Winner of the 2011 Book Prize in Fiction

The Prairie Schooner Book Prize in Fiction for 2011 goes to Karen Brown for her manuscript, Leaf House. She will receive a $3,000 prize and publication by the University of Nebraska Press. She was born in Connecticut. Her first collection of short stories, Pins and Needles, was the recipient of The Grace Paley Prize for Short Fiction and published by the University of Massachusetts Press. Her stories have been chosen twice for inclusion in The PEN/O. Henry Prize Stories, appeared in Best American Short Stories 2008, Good Housekeeping, and in literary journals that include Epoch, The Georgia Review, American Short Fiction, New Ohio Review, Freight Stories, TriQuarterly and Five Points, among others. She studied creative writing at Cornell University, and received her PhD in English with a concentration in literature from the University of South Florida, in Tampa, where she currently teaches.

About the Book

Winner of the Prairie Schooner Book Prize in Fiction, Karen Brown’s Little Sinners, and Other Stories features a sad, strange mosaic of women and men grappling with the loss and pain of everyday existence, people inhabiting a suburban landscape haunted by ghosts: a mother who leaps from a ridge, a mistress found at the bottom of the Connecticut River, a father who dresses in a pale blue-custom suit—and disappears. The dead leave behind postcards, houses, bottles of sherry, bones. They become local legends, their stories part of the characters’ own: an expectant mother in an isolated cottage on Long Island Sound uncovers an unsettling secret in her backyard; a troubled housewife is lured to a dinner party by a teenage girl whose mother has vanished under mysterious circumstances; a woman and her lover swim the pools of their neighborhood under cover of darkness; a young heiress struggles with mortality and the abandonments in her past.

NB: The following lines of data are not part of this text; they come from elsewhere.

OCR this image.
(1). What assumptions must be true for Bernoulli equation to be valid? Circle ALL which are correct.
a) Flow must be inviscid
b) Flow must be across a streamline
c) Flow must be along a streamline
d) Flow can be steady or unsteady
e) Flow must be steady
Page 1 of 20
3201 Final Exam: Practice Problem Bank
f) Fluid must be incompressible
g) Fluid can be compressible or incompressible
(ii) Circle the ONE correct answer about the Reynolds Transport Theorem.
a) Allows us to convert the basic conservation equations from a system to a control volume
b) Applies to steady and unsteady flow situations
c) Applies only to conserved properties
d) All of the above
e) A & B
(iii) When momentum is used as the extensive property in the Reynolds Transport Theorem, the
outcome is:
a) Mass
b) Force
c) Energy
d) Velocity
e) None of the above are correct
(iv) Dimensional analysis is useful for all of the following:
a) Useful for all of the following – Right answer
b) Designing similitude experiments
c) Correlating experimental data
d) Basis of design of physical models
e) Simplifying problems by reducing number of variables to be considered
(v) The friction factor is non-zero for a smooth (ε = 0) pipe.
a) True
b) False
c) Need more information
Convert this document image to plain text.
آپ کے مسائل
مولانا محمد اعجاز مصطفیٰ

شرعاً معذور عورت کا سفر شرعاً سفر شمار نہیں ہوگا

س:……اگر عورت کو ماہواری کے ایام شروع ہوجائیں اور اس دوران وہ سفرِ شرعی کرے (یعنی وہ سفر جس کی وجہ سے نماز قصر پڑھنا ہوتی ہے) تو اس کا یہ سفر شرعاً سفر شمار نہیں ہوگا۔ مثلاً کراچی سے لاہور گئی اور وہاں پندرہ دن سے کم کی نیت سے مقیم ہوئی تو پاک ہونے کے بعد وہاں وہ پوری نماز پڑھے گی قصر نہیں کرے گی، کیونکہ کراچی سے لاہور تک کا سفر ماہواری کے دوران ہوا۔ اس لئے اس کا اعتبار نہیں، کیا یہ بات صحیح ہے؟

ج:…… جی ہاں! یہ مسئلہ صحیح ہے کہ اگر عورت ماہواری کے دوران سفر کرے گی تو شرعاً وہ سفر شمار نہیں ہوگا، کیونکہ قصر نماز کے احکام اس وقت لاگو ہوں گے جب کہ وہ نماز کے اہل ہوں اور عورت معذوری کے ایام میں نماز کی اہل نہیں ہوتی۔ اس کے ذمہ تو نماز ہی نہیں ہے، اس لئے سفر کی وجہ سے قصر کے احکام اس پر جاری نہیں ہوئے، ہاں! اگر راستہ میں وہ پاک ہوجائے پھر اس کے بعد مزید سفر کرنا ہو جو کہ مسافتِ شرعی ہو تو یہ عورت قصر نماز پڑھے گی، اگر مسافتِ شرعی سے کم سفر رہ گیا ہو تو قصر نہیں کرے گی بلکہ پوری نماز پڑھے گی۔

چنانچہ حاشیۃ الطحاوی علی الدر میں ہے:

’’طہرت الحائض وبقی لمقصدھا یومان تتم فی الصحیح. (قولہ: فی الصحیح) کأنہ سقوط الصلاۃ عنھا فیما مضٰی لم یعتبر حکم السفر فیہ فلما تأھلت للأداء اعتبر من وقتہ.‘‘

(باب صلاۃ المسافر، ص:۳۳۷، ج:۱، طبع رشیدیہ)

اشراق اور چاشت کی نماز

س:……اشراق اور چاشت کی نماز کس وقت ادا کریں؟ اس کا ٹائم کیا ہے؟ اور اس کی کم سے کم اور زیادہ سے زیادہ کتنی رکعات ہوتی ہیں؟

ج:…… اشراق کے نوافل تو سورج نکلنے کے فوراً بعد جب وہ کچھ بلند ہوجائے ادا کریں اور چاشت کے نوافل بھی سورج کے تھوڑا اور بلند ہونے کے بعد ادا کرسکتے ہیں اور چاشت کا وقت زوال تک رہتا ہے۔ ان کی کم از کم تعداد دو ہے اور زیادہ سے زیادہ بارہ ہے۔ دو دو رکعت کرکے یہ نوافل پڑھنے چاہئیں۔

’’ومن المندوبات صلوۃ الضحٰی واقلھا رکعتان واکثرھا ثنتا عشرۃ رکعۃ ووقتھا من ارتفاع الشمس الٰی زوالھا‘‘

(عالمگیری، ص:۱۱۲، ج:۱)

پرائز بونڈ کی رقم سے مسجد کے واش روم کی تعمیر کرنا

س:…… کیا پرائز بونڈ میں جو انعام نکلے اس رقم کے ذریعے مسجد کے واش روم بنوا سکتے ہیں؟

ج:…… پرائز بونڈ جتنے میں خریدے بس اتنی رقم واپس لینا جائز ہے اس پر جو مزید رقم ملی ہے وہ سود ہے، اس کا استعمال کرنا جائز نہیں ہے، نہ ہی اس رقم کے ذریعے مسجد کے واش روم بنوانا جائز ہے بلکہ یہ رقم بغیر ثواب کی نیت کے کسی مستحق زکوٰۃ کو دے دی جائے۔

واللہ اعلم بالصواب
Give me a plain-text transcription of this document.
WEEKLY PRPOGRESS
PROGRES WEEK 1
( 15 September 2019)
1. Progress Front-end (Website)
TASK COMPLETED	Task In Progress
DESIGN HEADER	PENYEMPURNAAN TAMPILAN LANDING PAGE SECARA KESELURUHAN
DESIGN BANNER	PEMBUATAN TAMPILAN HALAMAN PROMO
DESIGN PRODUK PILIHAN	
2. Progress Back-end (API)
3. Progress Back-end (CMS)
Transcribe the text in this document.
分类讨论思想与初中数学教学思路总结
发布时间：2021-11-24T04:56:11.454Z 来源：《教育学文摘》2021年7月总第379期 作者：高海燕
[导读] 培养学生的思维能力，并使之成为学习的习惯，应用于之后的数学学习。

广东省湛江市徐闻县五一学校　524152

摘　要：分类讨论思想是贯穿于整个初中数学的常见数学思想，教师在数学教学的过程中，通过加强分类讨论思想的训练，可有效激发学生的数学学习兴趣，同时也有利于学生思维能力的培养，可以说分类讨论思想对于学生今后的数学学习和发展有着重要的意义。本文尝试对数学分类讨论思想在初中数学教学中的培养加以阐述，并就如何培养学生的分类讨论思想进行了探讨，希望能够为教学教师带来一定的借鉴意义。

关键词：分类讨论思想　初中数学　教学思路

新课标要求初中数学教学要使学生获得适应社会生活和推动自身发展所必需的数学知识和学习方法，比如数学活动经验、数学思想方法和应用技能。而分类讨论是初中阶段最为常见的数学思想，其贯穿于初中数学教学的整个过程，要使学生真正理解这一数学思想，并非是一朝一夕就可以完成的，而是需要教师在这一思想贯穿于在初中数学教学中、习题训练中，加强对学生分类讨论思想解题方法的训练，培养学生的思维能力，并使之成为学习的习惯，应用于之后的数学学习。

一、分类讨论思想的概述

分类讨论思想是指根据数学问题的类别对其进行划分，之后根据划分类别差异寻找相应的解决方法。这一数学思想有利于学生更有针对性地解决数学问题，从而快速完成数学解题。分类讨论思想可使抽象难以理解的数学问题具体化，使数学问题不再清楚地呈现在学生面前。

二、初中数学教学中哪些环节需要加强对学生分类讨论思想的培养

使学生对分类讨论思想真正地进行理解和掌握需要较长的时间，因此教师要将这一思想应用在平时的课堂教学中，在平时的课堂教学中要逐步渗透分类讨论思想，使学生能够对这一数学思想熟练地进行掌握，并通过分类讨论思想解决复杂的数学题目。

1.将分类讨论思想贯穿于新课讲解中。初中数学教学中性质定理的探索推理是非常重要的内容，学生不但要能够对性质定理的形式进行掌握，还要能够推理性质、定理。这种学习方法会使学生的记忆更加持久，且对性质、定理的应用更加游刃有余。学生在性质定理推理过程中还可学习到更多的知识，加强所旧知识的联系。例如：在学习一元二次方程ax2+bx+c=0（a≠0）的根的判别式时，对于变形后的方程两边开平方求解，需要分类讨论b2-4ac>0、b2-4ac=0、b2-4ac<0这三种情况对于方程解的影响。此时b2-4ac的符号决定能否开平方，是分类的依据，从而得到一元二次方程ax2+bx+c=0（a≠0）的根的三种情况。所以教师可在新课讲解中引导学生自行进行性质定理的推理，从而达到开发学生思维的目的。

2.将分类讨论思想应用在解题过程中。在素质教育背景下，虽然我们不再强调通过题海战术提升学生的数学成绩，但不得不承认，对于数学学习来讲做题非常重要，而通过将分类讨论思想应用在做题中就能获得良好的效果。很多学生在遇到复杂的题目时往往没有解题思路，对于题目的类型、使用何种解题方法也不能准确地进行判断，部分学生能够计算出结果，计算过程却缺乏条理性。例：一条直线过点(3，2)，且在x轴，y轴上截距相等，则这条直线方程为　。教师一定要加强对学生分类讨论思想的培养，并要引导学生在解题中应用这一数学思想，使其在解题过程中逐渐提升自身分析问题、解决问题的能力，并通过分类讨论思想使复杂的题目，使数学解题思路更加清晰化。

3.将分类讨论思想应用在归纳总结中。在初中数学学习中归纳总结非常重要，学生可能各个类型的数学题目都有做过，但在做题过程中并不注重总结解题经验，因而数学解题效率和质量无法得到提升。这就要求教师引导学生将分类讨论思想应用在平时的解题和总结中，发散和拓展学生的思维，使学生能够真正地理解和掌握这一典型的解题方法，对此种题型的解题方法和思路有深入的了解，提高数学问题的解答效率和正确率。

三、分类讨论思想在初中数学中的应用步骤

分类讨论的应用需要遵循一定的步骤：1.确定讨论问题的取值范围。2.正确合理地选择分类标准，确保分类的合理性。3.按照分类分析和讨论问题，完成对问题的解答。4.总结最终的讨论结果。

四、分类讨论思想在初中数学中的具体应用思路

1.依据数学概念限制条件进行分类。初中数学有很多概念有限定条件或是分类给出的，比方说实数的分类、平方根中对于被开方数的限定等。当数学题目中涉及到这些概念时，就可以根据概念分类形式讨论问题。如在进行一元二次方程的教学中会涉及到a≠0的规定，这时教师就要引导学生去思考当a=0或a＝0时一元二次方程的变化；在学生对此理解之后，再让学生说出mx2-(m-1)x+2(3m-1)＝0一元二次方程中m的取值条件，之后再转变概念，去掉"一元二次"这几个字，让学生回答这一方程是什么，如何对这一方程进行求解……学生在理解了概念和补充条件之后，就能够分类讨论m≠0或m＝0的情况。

These stories capture the domestic world in all its blighted promise—a world where women’s roles in housekeeping, marriage, childbirth, and sex have been all too well defined, and where the characters fashion, recklessly and passionately, their own methods of escape.

Praise

“Starting with the title story, about two friends whose cruel childhood prank has unexpected consequences, Brown delivers engaging gems with well-drawn heroines, mostly teenage girls or unhappy wives, whose fates are twisted by the interplay of love and death. . . . The suspenseful writing and menacing erotic tension have a narrative pull that compels attention.”—Publishers Weekly starred review

“Brown’s detailed style, meticulous in describing character and place, creates realistic slices of life. . . . Her stories will appeal to short-fiction readers for their strength of style and depth of emotional resonance.”—Ellen Loughran, Booklist

“Karen Brown pulls off a Steinbeck-ian trifecta (powerful realism, literary depth, and unpretentious storytelling) with Little Sinners. This is a powerful and rare achievement that defines only topnotch authors.”—Michael Adelberg, New York Journal of Books

“In a era where female writers and characters are still sometimes marginalized, Karen Brown and a collection like Little Sinners and Other Stories ought to championed, not because of who wrote it, but because its mastery of the art form.”—Word/Sound

“Brown’s emotional stories cut to the quick. They wound; they scar. The stories in Little Sinners are intelligent, dark, deep, and murky, much like a woman’s soul. Brown has a keen sense of what works. . . . I dare you to read Little Sinners and come away empty.”—Bookmagnet’s Blog

“One of the greatest strengths of Little Sinners, and Other Stories is the way Brown ends each piece. She has a knack for the backhanded reveal and settling into just the right emotional pitch, something between despair and anxious resignation, a feeling that aptly fits her characters and settings. Her endings are complicated moments, revelations of the tension between wanting to give in or wanting to give up in the face of one’s interior darkness.”—Michelle Bailat-Jones, Necessary Fiction

“Karen Brown is a clever writer and as a result of that her stories are silent strikers on the psyche. Little Sinners and other stories will be a lasting memory.”—Portland Book Review

About the Author

Karen Brown is the author of Pins and Needles: Stories, winner of the Grace Paley Prize for Short Fiction, and The Longings of Wayward Girls: A Novel. Her stories have been included in The PEN/O. Henry Prize Stories 2009 and The Best American Short Stories 2008.